06/04/2026
Wish we could get Finley a movie role.....we think he would steal the scene!😹 (EDIT: Option 2, Stunt Double). :-)
If John Wayne liked your work, chances are you got to stick around. Ward Bond, Harry Carey Jr., Bruce Cabot, all made great films alongside John Wayne, even Duke’s favorite horse Dollor made the cut more than once. But on this day we celebrate, likely, the only actor to share the screen with John Wayne in his Oscar-winning performance in True Grit, and Duke's only (post Western serial) sequel, Rooster Cogburn.
Three major characters made the transition from True Grit to Rooster Cogburn. Judge Parker and Rooster’s friend Chen Lee both appear in both films, but are played by different actors; both of the original actors passed away between films. The only major character to make an appearance in both films and be played by the same actor is none other than General Sterling Price, Duke’s cat. Since June 4 is Hug Your Cat Day, it’s a good time to show some appreciation to the glue that holds the two Rooster Cogburn films together, General Sterling Price, played by none other than Orangey the cat, a Hollywood star in his own right.
Trained by Frank Inn, the genius animal trainer behind Benji, Lancelot Link, and Arnold Ziffel, Orangey is the only double-winner of the Patsy, the animal actor version of the Oscar. Orangey won his first for Rhubarb, a baseball team owning cat, and his second for Breakfast at Tiffany's.
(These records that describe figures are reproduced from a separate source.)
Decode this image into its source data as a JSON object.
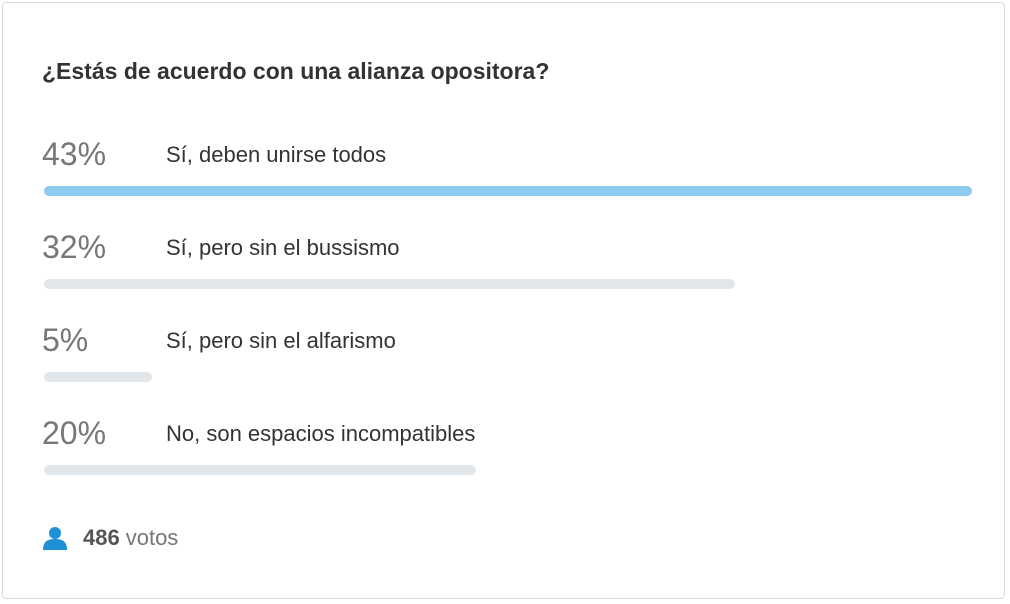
{
  "poll": {
    "title": "¿Estás de acuerdo con una alianza opositora?",
    "options": [
      {
        "value": 43,
        "value_label": "43%",
        "label": "Sí, deben unirse todos"
      },
      {
        "value": 32,
        "value_label": "32%",
        "label": "Sí, pero sin el bussismo"
      },
      {
        "value": 5,
        "value_label": "5%",
        "label": "Sí, pero sin el alfarismo"
      },
      {
        "value": 20,
        "value_label": "20%",
        "label": "No, son espacios incompatibles"
      }
    ],
    "votes": {
      "count": "486",
      "label": "votos"
    },
    "colors": {
      "leader": "#8ecbee",
      "other": "#e1e6ea"
    }
  }
}
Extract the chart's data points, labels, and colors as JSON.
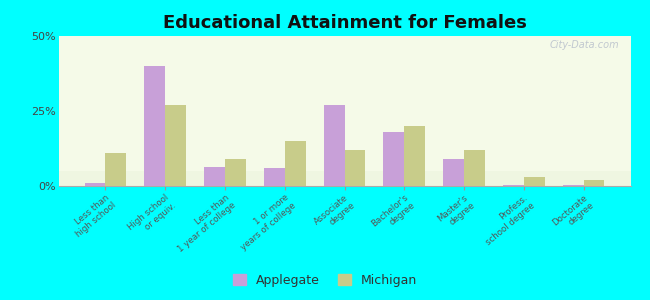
{
  "title": "Educational Attainment for Females",
  "categories": [
    "Less than\nhigh school",
    "High school\nor equiv.",
    "Less than\n1 year of college",
    "1 or more\nyears of college",
    "Associate\ndegree",
    "Bachelor's\ndegree",
    "Master's\ndegree",
    "Profess.\nschool degree",
    "Doctorate\ndegree"
  ],
  "applegate": [
    1.0,
    40.0,
    6.5,
    6.0,
    27.0,
    18.0,
    9.0,
    0.5,
    0.2
  ],
  "michigan": [
    11.0,
    27.0,
    9.0,
    15.0,
    12.0,
    20.0,
    12.0,
    3.0,
    2.0
  ],
  "applegate_color": "#c8a0d8",
  "michigan_color": "#c8cc8a",
  "background_color": "#00ffff",
  "plot_bg_color": "#eef5e0",
  "ylim": [
    0,
    50
  ],
  "yticks": [
    0,
    25,
    50
  ],
  "ytick_labels": [
    "0%",
    "25%",
    "50%"
  ],
  "legend_applegate": "Applegate",
  "legend_michigan": "Michigan",
  "bar_width": 0.35,
  "watermark": "City-Data.com"
}
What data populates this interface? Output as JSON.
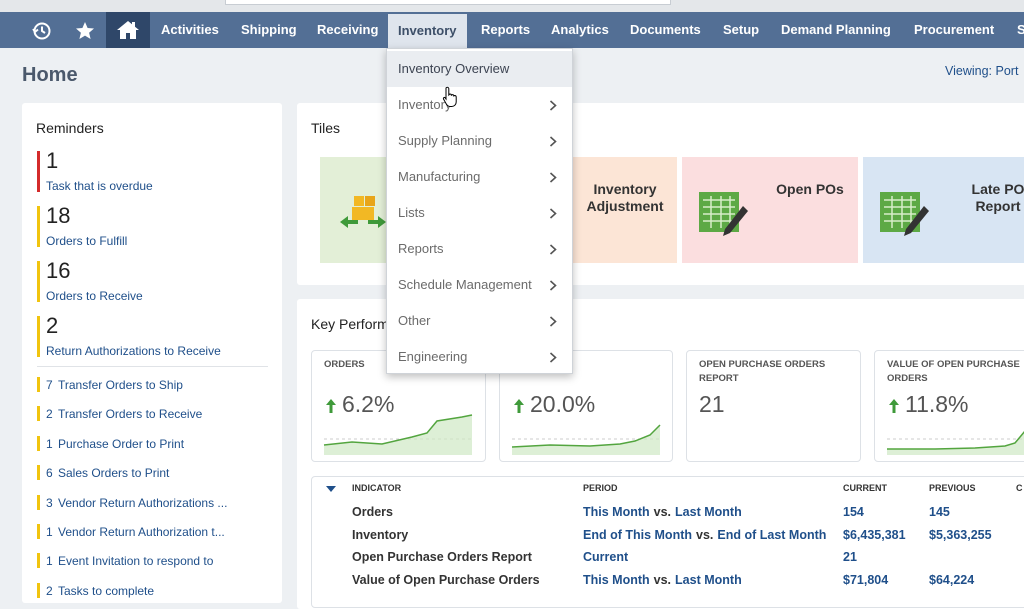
{
  "nav": {
    "items": [
      "Activities",
      "Shipping",
      "Receiving",
      "Inventory",
      "Reports",
      "Analytics",
      "Documents",
      "Setup",
      "Demand Planning",
      "Procurement",
      "S"
    ]
  },
  "header": {
    "title": "Home",
    "viewing": "Viewing: Port"
  },
  "reminders": {
    "title": "Reminders",
    "highlights": [
      {
        "count": 1,
        "label": "Task that is overdue"
      },
      {
        "count": 18,
        "label": "Orders to Fulfill"
      },
      {
        "count": 16,
        "label": "Orders to Receive"
      },
      {
        "count": 2,
        "label": "Return Authorizations to Receive"
      }
    ],
    "items": [
      {
        "count": 7,
        "label": "Transfer Orders to Ship"
      },
      {
        "count": 2,
        "label": "Transfer Orders to Receive"
      },
      {
        "count": 1,
        "label": "Purchase Order to Print"
      },
      {
        "count": 6,
        "label": "Sales Orders to Print"
      },
      {
        "count": 3,
        "label": "Vendor Return Authorizations ..."
      },
      {
        "count": 1,
        "label": "Vendor Return Authorization t..."
      },
      {
        "count": 1,
        "label": "Event Invitation to respond to"
      },
      {
        "count": 2,
        "label": "Tasks to complete"
      }
    ]
  },
  "tiles": {
    "title": "Tiles",
    "items": [
      "Inventory Adjustment",
      "Open POs",
      "Late PO Report"
    ]
  },
  "kpi": {
    "title": "Key Performance Indicators",
    "cards": [
      {
        "label": "ORDERS",
        "value": "6.2%"
      },
      {
        "value": "20.0%"
      },
      {
        "label": "OPEN PURCHASE ORDERS REPORT",
        "value": "21"
      },
      {
        "label": "VALUE OF OPEN PURCHASE ORDERS",
        "value": "11.8%"
      }
    ],
    "table": {
      "columns": [
        "INDICATOR",
        "PERIOD",
        "CURRENT",
        "PREVIOUS",
        "C"
      ],
      "rows": [
        {
          "indicator": "Orders",
          "period": [
            "This Month",
            "vs.",
            "Last Month"
          ],
          "current": "154",
          "previous": "145"
        },
        {
          "indicator": "Inventory",
          "period": [
            "End of This Month",
            "vs.",
            "End of Last Month"
          ],
          "current": "$6,435,381",
          "previous": "$5,363,255"
        },
        {
          "indicator": "Open Purchase Orders Report",
          "period": [
            "Current"
          ],
          "current": "21"
        },
        {
          "indicator": "Value of Open Purchase Orders",
          "period": [
            "This Month",
            "vs.",
            "Last Month"
          ],
          "current": "$71,804",
          "previous": "$64,224"
        }
      ]
    }
  },
  "menu": {
    "items": [
      "Inventory Overview",
      "Inventory",
      "Supply Planning",
      "Manufacturing",
      "Lists",
      "Reports",
      "Schedule Management",
      "Other",
      "Engineering"
    ]
  }
}
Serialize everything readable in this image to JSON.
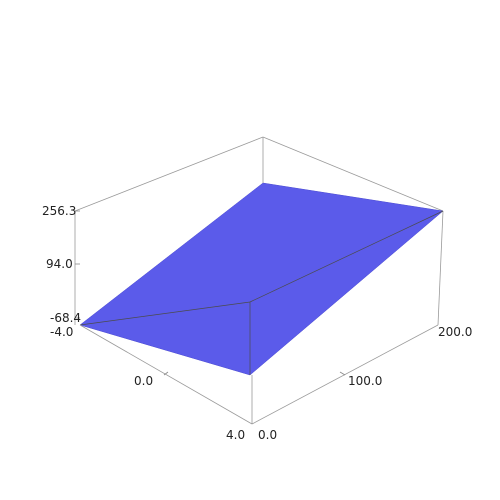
{
  "chart_data": {
    "type": "surface-3d",
    "surface_color": "#5b5bea",
    "axes": {
      "z": {
        "range": [
          -68.4,
          256.3
        ],
        "ticks": [
          "256.3",
          "94.0",
          "-68.4"
        ]
      },
      "x": {
        "range": [
          -4.0,
          4.0
        ],
        "ticks": [
          "-4.0",
          "0.0",
          "4.0"
        ]
      },
      "y": {
        "range": [
          0.0,
          200.0
        ],
        "ticks": [
          "0.0",
          "100.0",
          "200.0"
        ]
      }
    },
    "surface_corners": [
      {
        "x": -4.0,
        "y": 0.0,
        "z": -68.4
      },
      {
        "x": 4.0,
        "y": 0.0,
        "z": -68.4
      },
      {
        "x": 4.0,
        "y": 200.0,
        "z": 256.3
      },
      {
        "x": -4.0,
        "y": 200.0,
        "z": 256.3
      }
    ]
  }
}
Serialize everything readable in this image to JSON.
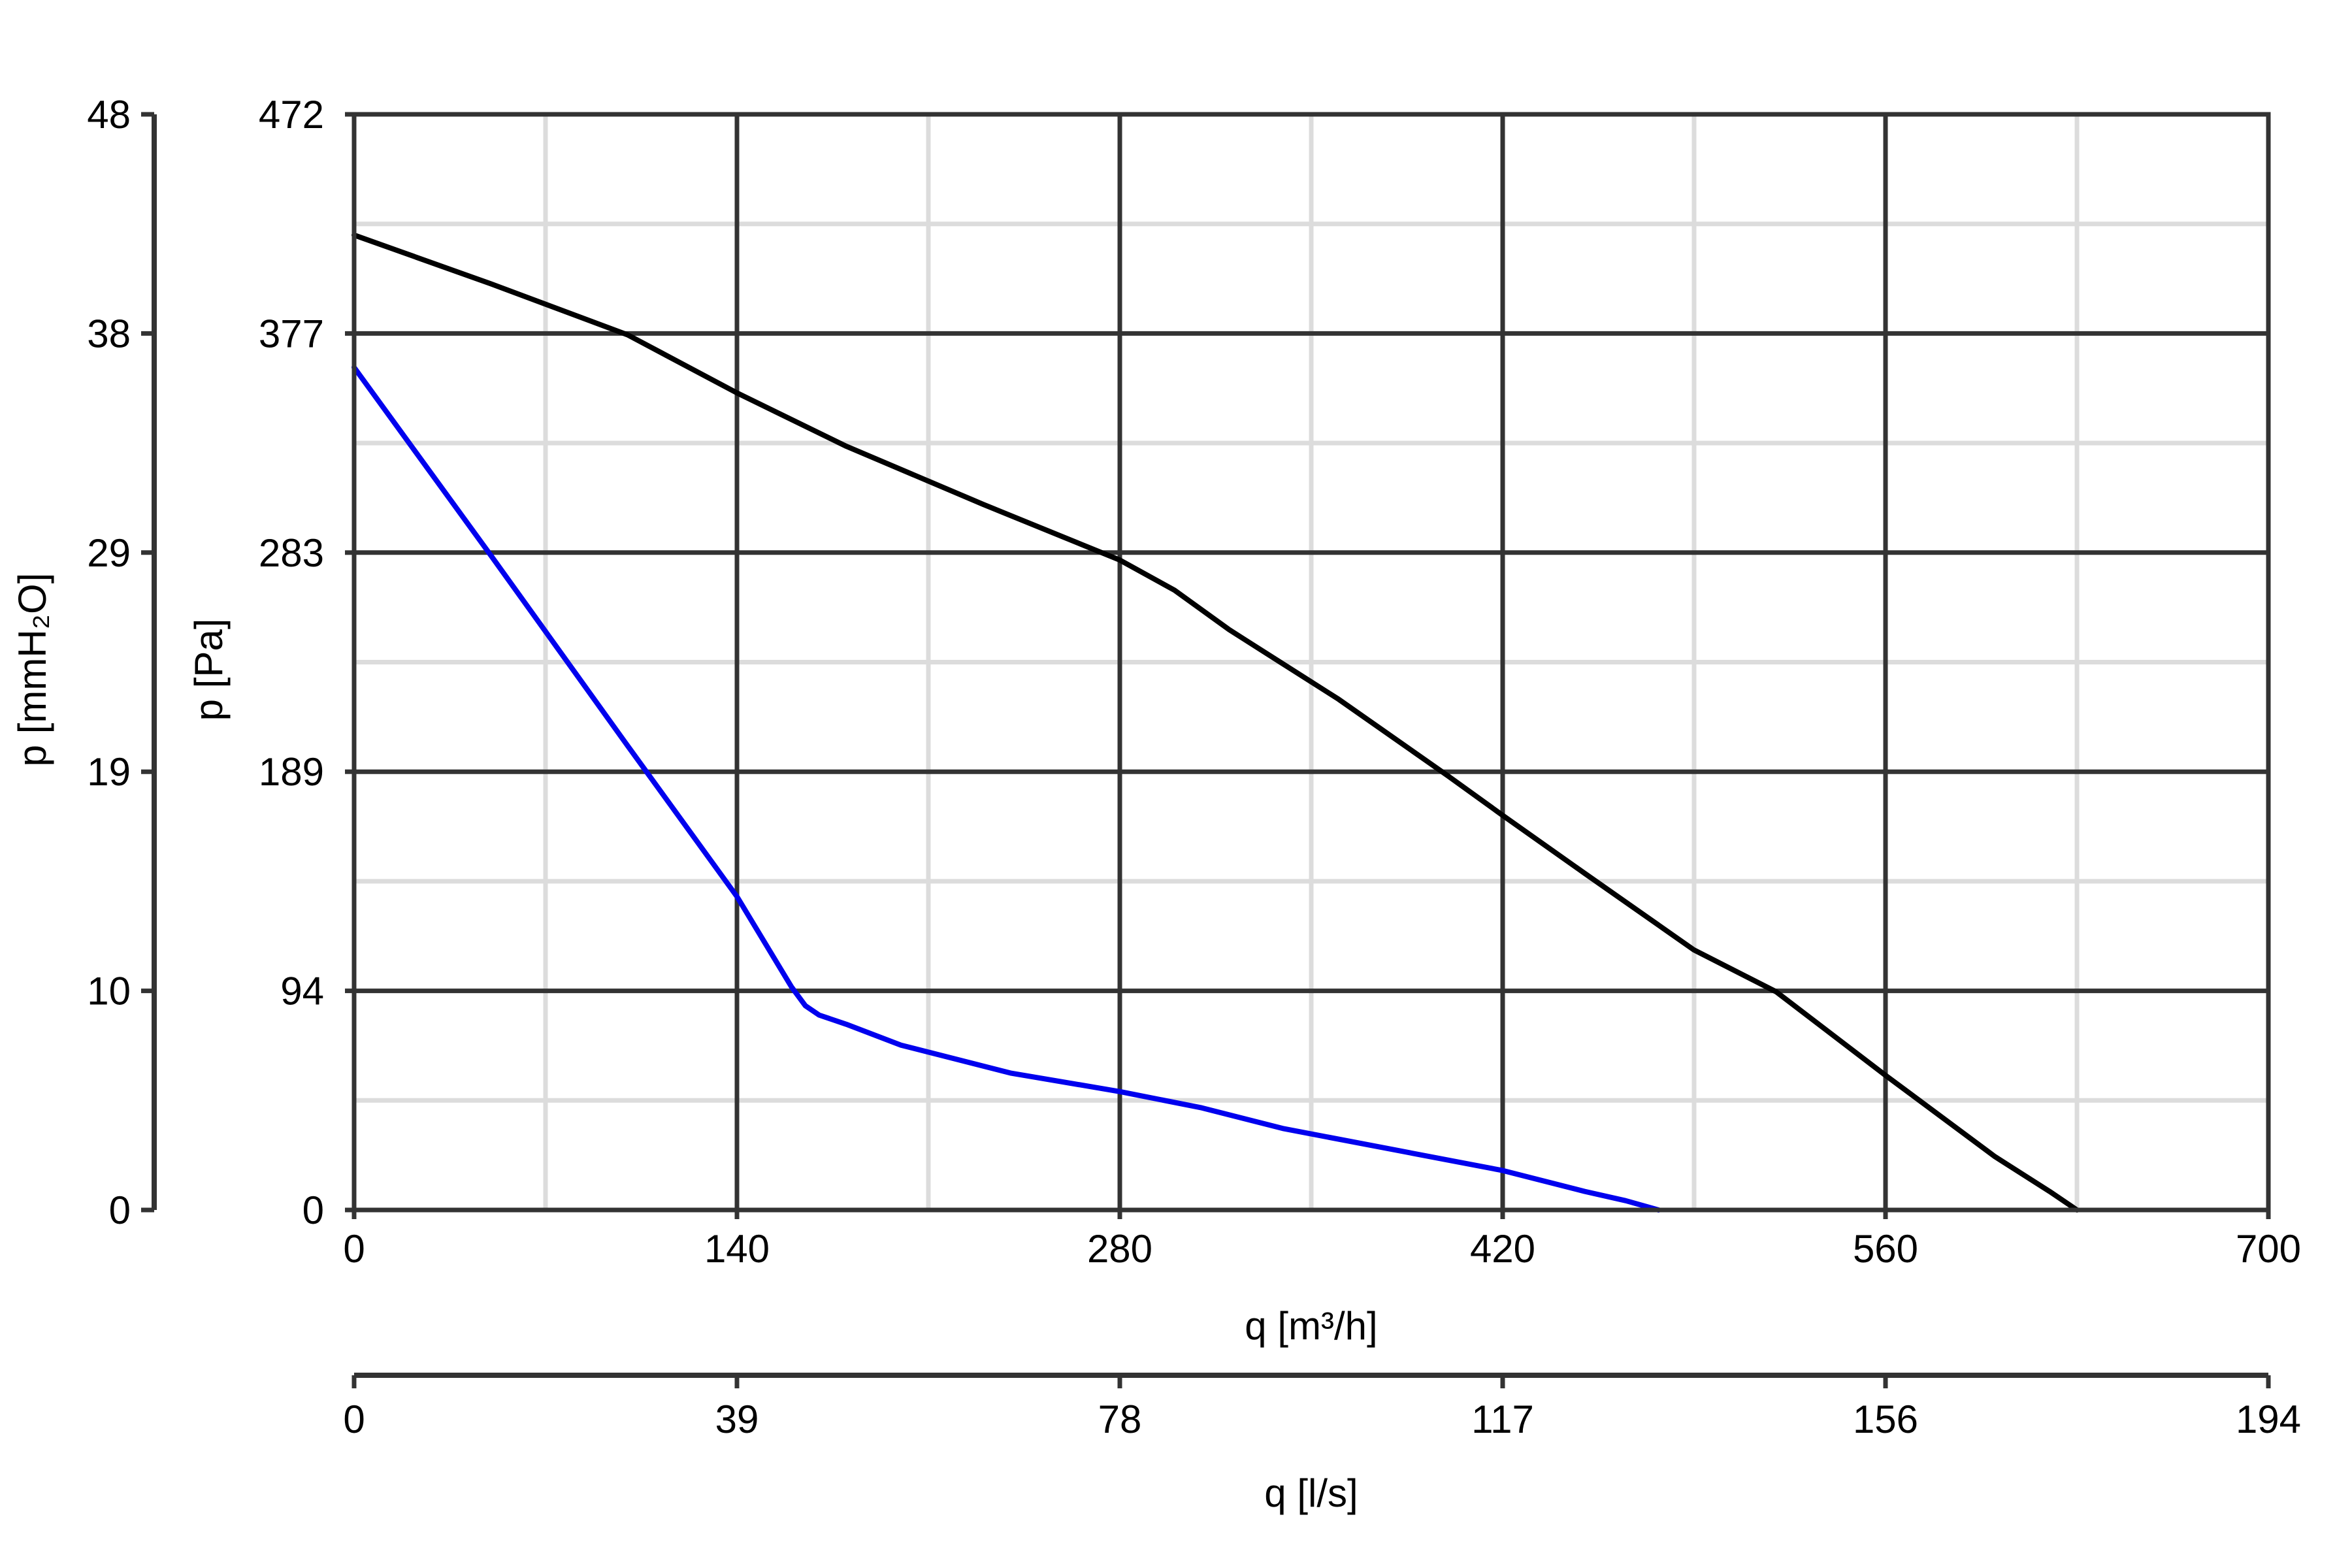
{
  "chart_data": {
    "type": "line",
    "xlabel": "q [m³/h]",
    "xlabel_secondary": "q [l/s]",
    "ylabel": "p [Pa]",
    "ylabel_secondary": "p [mmH₂O]",
    "xlim": [
      0,
      700
    ],
    "ylim": [
      0,
      472
    ],
    "x_ticks": [
      "0",
      "140",
      "280",
      "420",
      "560",
      "700"
    ],
    "x_secondary_ticks": [
      "0",
      "39",
      "78",
      "117",
      "156",
      "194"
    ],
    "y_ticks": [
      "0",
      "94",
      "189",
      "283",
      "377",
      "472"
    ],
    "y_secondary_ticks": [
      "0",
      "10",
      "19",
      "29",
      "38",
      "48"
    ],
    "grid": true,
    "series": [
      {
        "color": "#000000",
        "x": [
          0,
          50,
          100,
          140,
          180,
          230,
          280,
          300,
          320,
          360,
          400,
          420,
          450,
          490,
          520,
          560,
          600,
          620,
          630
        ],
        "y": [
          420,
          399,
          377,
          352,
          329,
          304,
          280,
          267,
          250,
          220,
          187,
          170,
          145,
          112,
          94,
          58,
          23,
          8,
          0
        ]
      },
      {
        "color": "#0000ee",
        "x": [
          0,
          50,
          100,
          140,
          160,
          165,
          170,
          180,
          200,
          240,
          280,
          310,
          340,
          380,
          420,
          450,
          465,
          477
        ],
        "y": [
          363,
          282,
          200,
          135,
          96,
          88,
          84,
          80,
          71,
          59,
          51,
          44,
          35,
          26,
          17,
          8,
          4,
          0
        ]
      }
    ],
    "colors": {
      "grid_major": "#333333",
      "grid_minor": "#dcdcdc",
      "axis": "#333333"
    }
  }
}
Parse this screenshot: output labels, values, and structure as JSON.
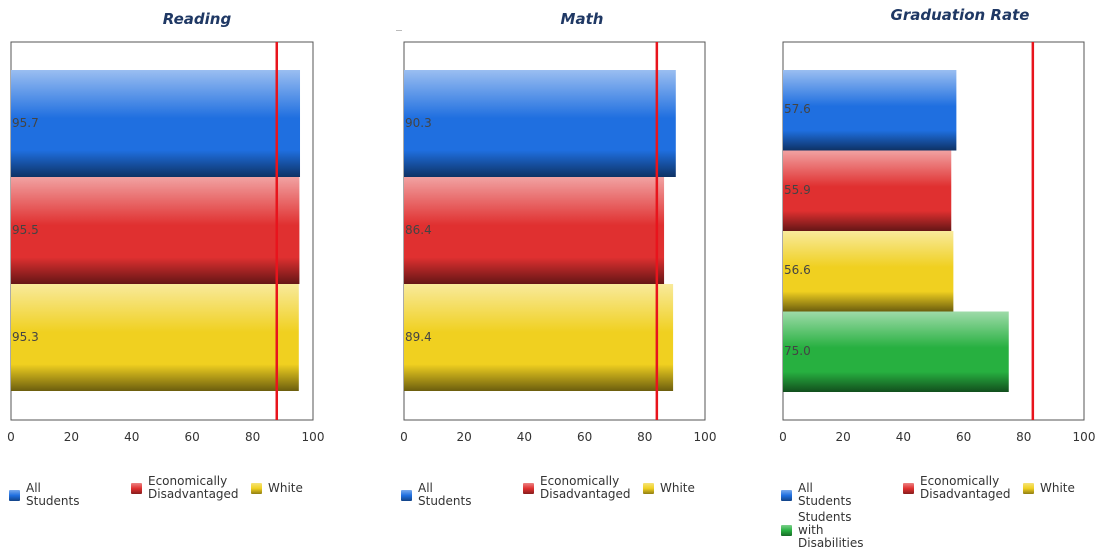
{
  "colors": {
    "All Students": "#1f6fe0",
    "Economically Disadvantaged": "#e03030",
    "White": "#f0d020",
    "Students with Disabilities": "#27b040",
    "target_line": "#e8141c"
  },
  "chart_data": [
    {
      "type": "bar",
      "orientation": "horizontal",
      "title": "Reading",
      "categories": [
        "All Students",
        "Economically Disadvantaged",
        "White"
      ],
      "values": [
        95.7,
        95.5,
        95.3
      ],
      "value_labels": [
        "95.7",
        "95.5",
        "95.3"
      ],
      "xlim": [
        0,
        100
      ],
      "xticks": [
        "0",
        "20",
        "40",
        "60",
        "80",
        "100"
      ],
      "target_line": 88,
      "legend": [
        "All Students",
        "Economically\nDisadvantaged",
        "White"
      ],
      "legend_position": "bottom",
      "grid": false
    },
    {
      "type": "bar",
      "orientation": "horizontal",
      "title": "Math",
      "categories": [
        "All Students",
        "Economically Disadvantaged",
        "White"
      ],
      "values": [
        90.3,
        86.4,
        89.4
      ],
      "value_labels": [
        "90.3",
        "86.4",
        "89.4"
      ],
      "xlim": [
        0,
        100
      ],
      "xticks": [
        "0",
        "20",
        "40",
        "60",
        "80",
        "100"
      ],
      "target_line": 84,
      "legend": [
        "All Students",
        "Economically\nDisadvantaged",
        "White"
      ],
      "legend_position": "bottom",
      "grid": false
    },
    {
      "type": "bar",
      "orientation": "horizontal",
      "title": "Graduation Rate",
      "categories": [
        "All Students",
        "Economically Disadvantaged",
        "White",
        "Students with Disabilities"
      ],
      "values": [
        57.6,
        55.9,
        56.6,
        75.0
      ],
      "value_labels": [
        "57.6",
        "55.9",
        "56.6",
        "75.0"
      ],
      "xlim": [
        0,
        100
      ],
      "xticks": [
        "0",
        "20",
        "40",
        "60",
        "80",
        "100"
      ],
      "target_line": 83,
      "legend": [
        "All Students",
        "Economically\nDisadvantaged",
        "White",
        "Students with\nDisabilities"
      ],
      "legend_position": "bottom",
      "grid": false
    }
  ]
}
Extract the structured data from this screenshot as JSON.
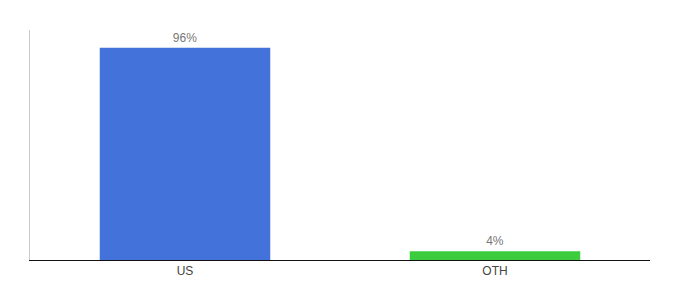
{
  "chart_data": {
    "type": "bar",
    "categories": [
      "US",
      "OTH"
    ],
    "values": [
      96,
      4
    ],
    "value_labels": [
      "96%",
      "4%"
    ],
    "colors": [
      "#4472db",
      "#3dcc3d"
    ],
    "ylim": [
      0,
      104
    ],
    "grid": false,
    "data_labels": true,
    "tick_labels": "x"
  }
}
Unfortunately, Orangey didn't get to share an award with Duke for True Grit. John Wayne had that award season all to himself. Orangey's final role was a pair of episodes of Green Acres alongside John Wayne’s costar, Eddie Albert, from The Longest Day and McQ, neither of which had major feline roles.
John Wayne understood his co-star on and off the screen and, as Rooster Cogburn, he uttered a line that could not be truer. "General Price don't belong to me. He just rooms with me. Cats don't belong to nobody.”